Cleared: CAS overturn FIFA's ban on Bin Hammam

The former head of the Asian Football Confederation was banned for life by FIFA’s ethics committee.

UPDATED 11.40

THE COURT OF Abitration for Sport (CAS) has today overturned a life ban imposed by football’s world governing body FIFA against Qatar’s Mohamed Bin Hammam, citing “insufficient evidence” to impose the penalty.

But a three-member panel who considered the case stopped short of exonerating the 63-year-old, who was accused of offering cash bribes to buy FIFA delegate votes during campaigning to unseat long-standing president Sepp Blatter last year.

Bin Hammam strongly denied wrongdoing in the FIFA presidential challenge last year, maintaining that the $40,000 in unmarked envelopes that were offered during the election campaign to delegates of the Caribbean Football Union (CFU) were gifts.

He described the charges and his punishment as politically motivated. A one-time close associate of the powerful Blatter, the two became estranged following a falling-out.

The Lausanne-based tribunal said in a statement on its website: “The CAS has upheld Mr Bin Hammam’s appeal, annulled the decision rendered by the FIFA Appeal Committee and lifted the life ban imposed on Mr Bin Hammam.”

But it added the three-member panel that considered the appeal “was unable to conclude to its comfortable satisfaction that the charges against Mr Bin Hammam were established” and considered the case “not proven”.

There was no direct evidence to link Bin Hammam with the money’s presence at a CFU meeting in Trinidad and Tobago and CFU chief Jack Warner had initially said the gift was from the federation but later said it was from Bin Hammam, the ruling said.

“No efforts” were made to trace the source of the money but the panel said it was “possible to infer” that Bin Hammam’s failure to prove the cash’s provenance “might be explained by the fact that it would have confirmed that he was the source”.

More likely than not

The CAS panel said it was “more likely than not that Mr Bin Hammam was the source of the monies that were brought into Trinidad and Tobago and eventually distributed at the meeting by Mr Warner”.

In that way “his (Bin Hammam’s) conduct, in collaboration with and most likely induced by Mr Warner, may not have complied with the highest ethical standards that should govern the world of football and other sports.”

The CAS said the panel was “not making any sort of affirmative finding of innocence in relation to Mr Bin Hammam”.

It was “doing no more than concluding that the evidence is insufficient in that it does not permit the majority of the Panel to reach the standard of comfortable satisfaction in relation to the matters on which the Appellant was charged.
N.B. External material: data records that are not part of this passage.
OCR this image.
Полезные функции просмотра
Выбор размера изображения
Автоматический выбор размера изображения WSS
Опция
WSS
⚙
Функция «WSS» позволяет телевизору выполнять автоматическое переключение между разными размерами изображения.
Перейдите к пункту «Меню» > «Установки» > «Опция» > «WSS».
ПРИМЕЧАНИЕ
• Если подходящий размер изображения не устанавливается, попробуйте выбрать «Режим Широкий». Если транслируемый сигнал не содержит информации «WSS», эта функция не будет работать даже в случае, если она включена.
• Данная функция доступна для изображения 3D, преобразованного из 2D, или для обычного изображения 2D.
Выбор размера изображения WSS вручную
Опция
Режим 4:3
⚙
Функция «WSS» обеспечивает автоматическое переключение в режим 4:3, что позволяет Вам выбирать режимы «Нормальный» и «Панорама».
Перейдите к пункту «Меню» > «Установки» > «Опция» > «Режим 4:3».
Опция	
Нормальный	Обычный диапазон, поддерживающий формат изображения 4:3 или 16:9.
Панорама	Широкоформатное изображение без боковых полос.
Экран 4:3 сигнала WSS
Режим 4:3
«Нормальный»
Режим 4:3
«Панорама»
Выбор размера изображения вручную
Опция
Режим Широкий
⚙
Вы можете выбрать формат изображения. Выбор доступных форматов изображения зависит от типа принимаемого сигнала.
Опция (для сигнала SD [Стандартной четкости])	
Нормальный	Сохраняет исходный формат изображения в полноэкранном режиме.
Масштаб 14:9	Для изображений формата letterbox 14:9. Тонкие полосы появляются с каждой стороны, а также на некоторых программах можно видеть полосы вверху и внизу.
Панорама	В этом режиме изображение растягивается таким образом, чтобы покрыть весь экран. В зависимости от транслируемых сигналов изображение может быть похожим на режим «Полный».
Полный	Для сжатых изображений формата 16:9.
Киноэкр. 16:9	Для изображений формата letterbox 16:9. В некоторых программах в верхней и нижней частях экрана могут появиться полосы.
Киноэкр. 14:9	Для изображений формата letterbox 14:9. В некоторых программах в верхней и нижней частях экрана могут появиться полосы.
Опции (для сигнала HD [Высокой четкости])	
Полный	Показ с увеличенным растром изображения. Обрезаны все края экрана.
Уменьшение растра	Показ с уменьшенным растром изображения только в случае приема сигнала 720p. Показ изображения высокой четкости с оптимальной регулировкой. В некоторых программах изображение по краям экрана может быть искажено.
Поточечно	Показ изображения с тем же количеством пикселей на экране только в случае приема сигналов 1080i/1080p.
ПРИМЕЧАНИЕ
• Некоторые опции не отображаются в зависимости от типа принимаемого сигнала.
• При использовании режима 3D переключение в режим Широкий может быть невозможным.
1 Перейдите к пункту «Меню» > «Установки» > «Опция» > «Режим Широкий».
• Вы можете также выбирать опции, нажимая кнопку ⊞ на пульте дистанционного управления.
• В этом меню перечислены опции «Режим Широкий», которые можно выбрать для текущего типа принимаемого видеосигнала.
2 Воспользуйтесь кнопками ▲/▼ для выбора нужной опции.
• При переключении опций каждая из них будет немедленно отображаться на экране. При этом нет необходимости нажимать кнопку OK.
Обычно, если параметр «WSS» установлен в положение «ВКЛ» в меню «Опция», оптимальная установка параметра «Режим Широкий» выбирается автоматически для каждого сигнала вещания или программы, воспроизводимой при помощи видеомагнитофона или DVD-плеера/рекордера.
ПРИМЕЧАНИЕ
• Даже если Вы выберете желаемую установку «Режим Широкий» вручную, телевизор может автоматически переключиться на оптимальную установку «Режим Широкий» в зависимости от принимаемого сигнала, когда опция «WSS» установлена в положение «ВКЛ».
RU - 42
“It is a situation of ‘case not proven’, coupled with concern on the part of the Panel that the FIFA investigation was not complete or comprehensive enough to fill the gaps in the record.”

The judgment does not mean that Bin Hammam — who helped secure Qatar’s successful bid for the 2022 World Cup — is free to resume footballing activities.

He was provisionally replaced after nine years as president of the Asian Football Federation (AFC) pending appeals and on Monday was suspended for a further 30 days over fresh corruption claims after an external audit of AFC financial accounts.

The AFC said the audit concerned “the negotiation and execution of certain contracts and with the financial transactions made in and out of AFC bank accounts and his personal account during the tenure of Mr Bin Hammam’s presidency”.

The TAS said the case could still be re-opened should new evidence emerge.

FIFA said it noted the judgment “with concern” and that Bin Hammam remained suspended pending the outcome of the AFC probe.

The organisation’s new ethics committee, which starts work on July 25, will consider whether any further action is required.